Text-to-image diffusion models have achieved high visual fidelity, yet precise control over scene semantics and fine-grained affective tone remains challenging. Human visual affect arises from the rapid integration of contextual meaning, including valence, arousal, and dominance, with perceptual cues such as color harmony, luminance contrast, texture variation, curvature, and spatial layout. However, current text-to-image models rarely represent affective and perceptual factors within a unified representation, which limits their ability to synthesize scenes with coherent and nuanced emotional intent. To address this gap, we construct EmoScene, a large-scale dual-space emotion dataset that jointly encodes affective dimensions and perceptual attributes, with contextual semantics provided as supporting annotations.
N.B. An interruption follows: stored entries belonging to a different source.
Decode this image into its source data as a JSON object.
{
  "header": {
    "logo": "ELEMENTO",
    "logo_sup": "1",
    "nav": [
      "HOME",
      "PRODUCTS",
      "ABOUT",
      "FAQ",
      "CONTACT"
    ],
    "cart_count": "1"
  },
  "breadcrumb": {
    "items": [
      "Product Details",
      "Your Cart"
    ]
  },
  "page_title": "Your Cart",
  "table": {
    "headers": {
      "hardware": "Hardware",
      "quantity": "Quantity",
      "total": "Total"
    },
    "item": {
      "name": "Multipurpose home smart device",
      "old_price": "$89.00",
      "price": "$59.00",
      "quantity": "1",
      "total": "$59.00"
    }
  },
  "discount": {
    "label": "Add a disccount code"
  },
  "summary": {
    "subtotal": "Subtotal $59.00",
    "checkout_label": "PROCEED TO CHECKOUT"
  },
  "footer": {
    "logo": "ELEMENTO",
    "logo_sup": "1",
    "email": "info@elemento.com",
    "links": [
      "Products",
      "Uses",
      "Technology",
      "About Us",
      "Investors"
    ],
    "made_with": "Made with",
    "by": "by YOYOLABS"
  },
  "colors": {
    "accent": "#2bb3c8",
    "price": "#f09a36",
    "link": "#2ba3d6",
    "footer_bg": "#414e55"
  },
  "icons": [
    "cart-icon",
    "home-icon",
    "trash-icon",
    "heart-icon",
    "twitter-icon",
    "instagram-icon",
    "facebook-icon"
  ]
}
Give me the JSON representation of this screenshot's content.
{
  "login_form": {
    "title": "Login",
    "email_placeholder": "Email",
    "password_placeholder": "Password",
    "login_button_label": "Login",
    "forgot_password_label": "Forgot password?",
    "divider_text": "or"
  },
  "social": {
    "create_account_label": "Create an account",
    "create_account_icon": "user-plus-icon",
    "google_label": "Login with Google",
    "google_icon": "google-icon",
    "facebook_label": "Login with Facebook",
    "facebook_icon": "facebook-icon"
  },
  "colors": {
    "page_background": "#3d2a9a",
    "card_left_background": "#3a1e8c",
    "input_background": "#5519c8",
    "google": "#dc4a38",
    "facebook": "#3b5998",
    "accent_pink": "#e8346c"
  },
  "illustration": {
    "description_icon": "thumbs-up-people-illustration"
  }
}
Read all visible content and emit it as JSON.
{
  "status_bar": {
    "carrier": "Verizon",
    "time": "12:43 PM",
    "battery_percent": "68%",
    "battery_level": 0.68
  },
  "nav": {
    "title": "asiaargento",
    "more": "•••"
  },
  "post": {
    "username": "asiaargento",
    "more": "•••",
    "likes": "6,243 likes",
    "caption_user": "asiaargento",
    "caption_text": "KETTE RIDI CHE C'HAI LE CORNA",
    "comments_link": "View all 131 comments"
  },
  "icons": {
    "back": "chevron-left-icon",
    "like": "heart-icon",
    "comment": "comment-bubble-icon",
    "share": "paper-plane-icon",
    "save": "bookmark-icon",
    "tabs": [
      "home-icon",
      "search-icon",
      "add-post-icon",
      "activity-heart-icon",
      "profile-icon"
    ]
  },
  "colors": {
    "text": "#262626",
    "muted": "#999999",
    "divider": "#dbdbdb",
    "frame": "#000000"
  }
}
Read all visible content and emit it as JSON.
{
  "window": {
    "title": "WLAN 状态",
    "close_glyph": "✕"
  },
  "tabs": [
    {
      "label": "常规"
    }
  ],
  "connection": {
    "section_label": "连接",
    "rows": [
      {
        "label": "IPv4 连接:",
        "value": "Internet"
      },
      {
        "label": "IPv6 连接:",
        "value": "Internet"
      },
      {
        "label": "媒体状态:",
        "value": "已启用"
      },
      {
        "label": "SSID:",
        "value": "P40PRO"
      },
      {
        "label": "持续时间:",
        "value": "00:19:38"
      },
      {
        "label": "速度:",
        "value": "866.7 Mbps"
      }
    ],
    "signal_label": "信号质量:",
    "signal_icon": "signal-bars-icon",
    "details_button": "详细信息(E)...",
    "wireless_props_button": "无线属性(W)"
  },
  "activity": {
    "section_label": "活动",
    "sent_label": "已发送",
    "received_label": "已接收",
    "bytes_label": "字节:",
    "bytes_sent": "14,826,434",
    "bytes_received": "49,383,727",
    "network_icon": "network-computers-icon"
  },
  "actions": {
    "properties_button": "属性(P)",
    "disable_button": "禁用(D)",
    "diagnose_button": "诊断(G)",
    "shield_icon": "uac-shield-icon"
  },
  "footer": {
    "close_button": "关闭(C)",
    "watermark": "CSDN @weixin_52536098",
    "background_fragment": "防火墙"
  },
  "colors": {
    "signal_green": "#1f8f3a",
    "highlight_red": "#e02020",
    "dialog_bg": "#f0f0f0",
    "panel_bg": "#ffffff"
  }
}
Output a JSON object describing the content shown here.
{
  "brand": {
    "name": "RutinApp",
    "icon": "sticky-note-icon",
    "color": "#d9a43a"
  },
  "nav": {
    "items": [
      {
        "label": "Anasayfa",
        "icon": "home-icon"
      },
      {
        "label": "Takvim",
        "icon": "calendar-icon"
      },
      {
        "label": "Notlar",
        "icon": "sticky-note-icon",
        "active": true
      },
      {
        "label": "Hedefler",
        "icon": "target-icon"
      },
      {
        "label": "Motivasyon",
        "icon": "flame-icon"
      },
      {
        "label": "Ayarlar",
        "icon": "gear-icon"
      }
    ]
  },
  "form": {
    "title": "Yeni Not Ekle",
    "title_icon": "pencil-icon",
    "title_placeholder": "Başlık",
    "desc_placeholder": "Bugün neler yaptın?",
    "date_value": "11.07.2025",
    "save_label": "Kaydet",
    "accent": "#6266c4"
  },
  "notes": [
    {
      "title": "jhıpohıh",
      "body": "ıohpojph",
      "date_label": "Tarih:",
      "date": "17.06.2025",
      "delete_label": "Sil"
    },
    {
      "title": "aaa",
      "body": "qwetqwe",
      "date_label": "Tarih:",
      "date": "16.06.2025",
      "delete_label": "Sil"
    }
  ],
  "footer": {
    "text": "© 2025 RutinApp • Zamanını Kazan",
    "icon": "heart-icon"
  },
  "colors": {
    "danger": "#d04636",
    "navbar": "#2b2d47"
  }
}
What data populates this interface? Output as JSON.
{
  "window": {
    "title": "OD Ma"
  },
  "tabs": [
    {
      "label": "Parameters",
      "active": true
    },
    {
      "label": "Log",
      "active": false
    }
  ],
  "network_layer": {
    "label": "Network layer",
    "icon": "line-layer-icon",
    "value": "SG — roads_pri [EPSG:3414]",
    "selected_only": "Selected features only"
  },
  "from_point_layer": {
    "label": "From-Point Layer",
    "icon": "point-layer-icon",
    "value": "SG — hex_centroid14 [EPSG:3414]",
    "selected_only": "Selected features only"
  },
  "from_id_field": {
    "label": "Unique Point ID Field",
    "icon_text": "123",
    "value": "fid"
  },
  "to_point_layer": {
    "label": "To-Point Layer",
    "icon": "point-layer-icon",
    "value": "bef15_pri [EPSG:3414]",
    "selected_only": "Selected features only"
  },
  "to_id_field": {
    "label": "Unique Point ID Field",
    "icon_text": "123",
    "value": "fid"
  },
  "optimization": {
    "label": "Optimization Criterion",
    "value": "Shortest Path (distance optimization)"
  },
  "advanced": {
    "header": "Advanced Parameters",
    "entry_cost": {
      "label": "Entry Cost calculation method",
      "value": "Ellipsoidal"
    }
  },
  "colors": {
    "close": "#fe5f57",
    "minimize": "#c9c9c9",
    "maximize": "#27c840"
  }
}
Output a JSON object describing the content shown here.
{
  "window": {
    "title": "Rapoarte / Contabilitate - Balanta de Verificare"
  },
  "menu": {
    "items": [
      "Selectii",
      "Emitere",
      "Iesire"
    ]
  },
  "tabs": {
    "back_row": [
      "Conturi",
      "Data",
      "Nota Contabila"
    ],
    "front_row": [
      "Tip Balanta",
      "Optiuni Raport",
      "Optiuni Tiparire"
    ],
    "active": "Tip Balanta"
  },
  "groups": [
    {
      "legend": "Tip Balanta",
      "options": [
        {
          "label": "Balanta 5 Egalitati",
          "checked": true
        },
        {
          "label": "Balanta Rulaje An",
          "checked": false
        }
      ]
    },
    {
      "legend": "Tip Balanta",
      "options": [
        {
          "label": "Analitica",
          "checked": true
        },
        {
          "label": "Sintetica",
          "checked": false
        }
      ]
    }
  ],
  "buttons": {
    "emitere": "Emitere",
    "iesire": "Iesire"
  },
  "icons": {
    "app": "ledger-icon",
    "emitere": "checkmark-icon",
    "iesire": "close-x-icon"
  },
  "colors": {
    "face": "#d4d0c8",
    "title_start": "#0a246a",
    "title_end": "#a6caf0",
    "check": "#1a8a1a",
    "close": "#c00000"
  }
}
EmoScene contains 1.2M images across more than three hundred real-world scene categories, each annotated with discrete emotion labels, continuous VAD values, perceptual descriptors and textual captions. Multi-space analyses reveal how discrete emotions occupy the VAD space and how affect systematically correlates with scene-level perceptual factors. To benchmark EmoScene, we provide a lightweight reference baseline that injects dual-space controls into a frozen diffusion backbone via shallow cross-attention modulation, serving as a reproducible probe of affect controllability enabled by dual-space supervision.

Paper Structure

This paper contains 45 sections, 20 equations, 24 figures, 3 tables.

Figures (24)

  • Figure 1: Multi-space attributes in the EmoScene Dataset: The proposed EmoScene dataset provides a dual-space emotion representation, jointly modeling affective, perceptual, and contextual dimensions.The total count of annotated attributes is shown in circled boxes. For each subspace, we display representative examples: affective cues include discrete emotions and their VAD distribution; perceptual cues cover color proportion, luminance, saturation, curvature, and visual complexity; contextual cues encompass human attributes, objects, scenes, and text-based descriptions (shown via word cloud). Together, these dimensions illustrate the rich cross-space diversity of EmoScene.
  • Figure 2: Dual-Space Annotation Pipeline. The pipeline proceeds from Step 1 to Step 11. Step 1 collects raw images from open photographic, artistic platforms. Step 2 filters low-quality samples using aesthetic and sharpness scores, and Step 3 verifies or corrects scene labels and image--text consistency. Steps 4 to 5 detect human subjects and objects and record their attributes and interactions. Step 6 generates short and long descriptions with human-aware and multimodal language models. Steps 7 to 8 assign discrete emotion labels and continuous VAD scores, forming the affective space. Steps 9 to 10 extract color statistics and structural features, forming the perceptual space. Finally, Step 11 performs human-in-the-loop review and active-learning updates. Implementation details for each step are given in the supplementary material.
  • Figure 3: Representative examples of EmoScene's dual-space annotations.
  • Figure 4: Structure of the affective space represented in the Valence--Arousal plane. Different emotions occupy distinct yet continuous regions, reflecting the organization of the affective space.
  • Figure 5: Perceptual color composition across emotion categories. Top: proportions of achromatic and chromatic components.Bottom: distributions over eight chromatic hues.